Robô superinteligente HAL9000 é o principal personagem do filme "2001: Uma Odisseia no Espaço" Foto: Reprodução/2001: Uma Odisseia no Espaço

Nos últimos anos, o empresário e inventor Ray Kurzweil tem sido o maior defensor da singularidade tecnológica. Kurzweil escreveu “The Age of Intelligent Machines” (A Era das Máquinas Inteligentes, em tradução livre) em 1990 e “A Singularidade está Próxima: Quando os Humanos Transcendem a Biologia”, em 2005, e agora está escrevendo “The Singularity Is Nearer” (A Singularidade está Mais Próxima, em tradução livre).

Ele espera que até o fim da década, os computadores passem no Teste de Turing e sejam indistinguíveis dos humanos. Segundo os cálculos dele, 15 anos depois disso, acontecerá a verdadeira transcendência: o momento no qual “a computação será parte de nós mesmos e aumentaremos nossa inteligência em um milhão de vezes”.

Religião sem Deus

Para alguns críticos da singularidade tecnológica, ela é uma tentativa intelectualmente duvidosa de replicar o sistema de crenças da religião organizada no reino do software.

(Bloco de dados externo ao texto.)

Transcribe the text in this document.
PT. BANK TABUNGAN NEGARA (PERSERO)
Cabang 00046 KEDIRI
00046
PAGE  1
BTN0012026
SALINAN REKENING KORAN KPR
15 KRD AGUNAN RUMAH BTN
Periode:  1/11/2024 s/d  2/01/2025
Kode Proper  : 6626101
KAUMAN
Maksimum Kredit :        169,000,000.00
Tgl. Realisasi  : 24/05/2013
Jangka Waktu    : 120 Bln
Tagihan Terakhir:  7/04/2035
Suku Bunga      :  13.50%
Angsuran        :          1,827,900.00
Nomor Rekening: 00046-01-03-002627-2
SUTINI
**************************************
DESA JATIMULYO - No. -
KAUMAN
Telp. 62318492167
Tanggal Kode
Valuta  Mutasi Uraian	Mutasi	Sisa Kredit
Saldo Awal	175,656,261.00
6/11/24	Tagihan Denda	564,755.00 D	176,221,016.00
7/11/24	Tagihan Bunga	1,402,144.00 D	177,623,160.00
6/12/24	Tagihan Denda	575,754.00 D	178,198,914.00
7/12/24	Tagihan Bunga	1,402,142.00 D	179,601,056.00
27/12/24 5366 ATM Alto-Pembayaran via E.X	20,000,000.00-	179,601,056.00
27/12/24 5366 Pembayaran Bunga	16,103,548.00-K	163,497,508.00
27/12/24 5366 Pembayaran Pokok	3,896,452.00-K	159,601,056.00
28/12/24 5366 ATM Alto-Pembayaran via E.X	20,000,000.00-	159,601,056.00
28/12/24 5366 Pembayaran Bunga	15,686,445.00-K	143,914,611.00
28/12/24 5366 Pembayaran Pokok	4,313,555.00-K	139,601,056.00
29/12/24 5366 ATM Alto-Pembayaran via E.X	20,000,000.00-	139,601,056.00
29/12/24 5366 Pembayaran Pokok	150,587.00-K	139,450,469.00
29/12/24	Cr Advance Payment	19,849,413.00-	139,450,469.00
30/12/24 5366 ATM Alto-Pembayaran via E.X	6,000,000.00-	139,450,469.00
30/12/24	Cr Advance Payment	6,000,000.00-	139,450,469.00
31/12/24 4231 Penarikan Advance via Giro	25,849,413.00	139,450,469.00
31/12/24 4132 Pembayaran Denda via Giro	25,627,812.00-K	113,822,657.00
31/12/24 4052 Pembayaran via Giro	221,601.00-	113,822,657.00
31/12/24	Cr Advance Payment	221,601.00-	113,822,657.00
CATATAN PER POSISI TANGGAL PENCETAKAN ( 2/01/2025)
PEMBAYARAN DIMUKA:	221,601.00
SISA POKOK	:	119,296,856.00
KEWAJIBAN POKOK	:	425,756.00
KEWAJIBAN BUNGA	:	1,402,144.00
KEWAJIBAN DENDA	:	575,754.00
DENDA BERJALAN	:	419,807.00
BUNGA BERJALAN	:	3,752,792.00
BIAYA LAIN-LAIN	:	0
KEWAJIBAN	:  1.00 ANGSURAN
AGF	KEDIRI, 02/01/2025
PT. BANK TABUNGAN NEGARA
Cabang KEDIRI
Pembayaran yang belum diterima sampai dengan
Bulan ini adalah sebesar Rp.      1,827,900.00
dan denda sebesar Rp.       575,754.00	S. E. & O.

“Todos eles querem a vida eterna sem o inconveniente de ter que acreditar em Deus”, disse Rodney Brook, ex-diretor do Laboratório de Ciência da Computação e Inteligência Artificial do Instituto de Tecnologia de Massachusetts.

A inovação que alimenta o debate hoje sobre a singularidade tecnológica é o modelo amplo de linguagem (LLM), o tipo de sistema de IA por trás dos chatbots. Comece uma conversa com um desses LLMs e ele responderá de forma rápida e coerente e muitas vezes com um bom grau de esclarecimento.

“Quando você faz uma pergunta, esses modelos interpretam o que ela significa, determinam o que a resposta deles deve significar e, em seguida, traduzem tudo isso em palavras – se isso não é uma definição de inteligência geral, o que é?”, questionou Jerry Kaplan, empresário de IA de longa data e autor de “Artificial Intelligence: What Everyone Needs to Know” (Inteligência Artificial: O que Todos Precisam Saber, em tradução livre).

Kaplan disse ser cético em relação às maravilhas anunciadas como carros autônomos e criptomoedas. Ele encarou o recente boom da IA com as mesmas dúvidas, mas disse ter sido convencido.

“Se isso não é ‘a singularidade tecnológica’, sem dúvidas é algo singular: um passo tecnológico transformador que vai acelerar amplamente um monte de arte, ciência e conhecimento humano – e criar alguns problemas”, disse ele.

Os críticos contestam que mesmo os resultados impressionantes dos LLMs estão muito distantes da enorme inteligência global prometida há muito tempo pela singularidade tecnológica. Parte do problema em separar com precisão o hype da realidade é que os mecanismos por trás dessa tecnologia estão se tornando ocultos. A OpenAI, que começou como uma organização sem fins lucrativos usando código aberto, agora é um negócio com fins lucrativos que os críticos dizem ser, na prática, uma caixa-preta. O Google e a Microsoft também oferecem visibilidade limitada.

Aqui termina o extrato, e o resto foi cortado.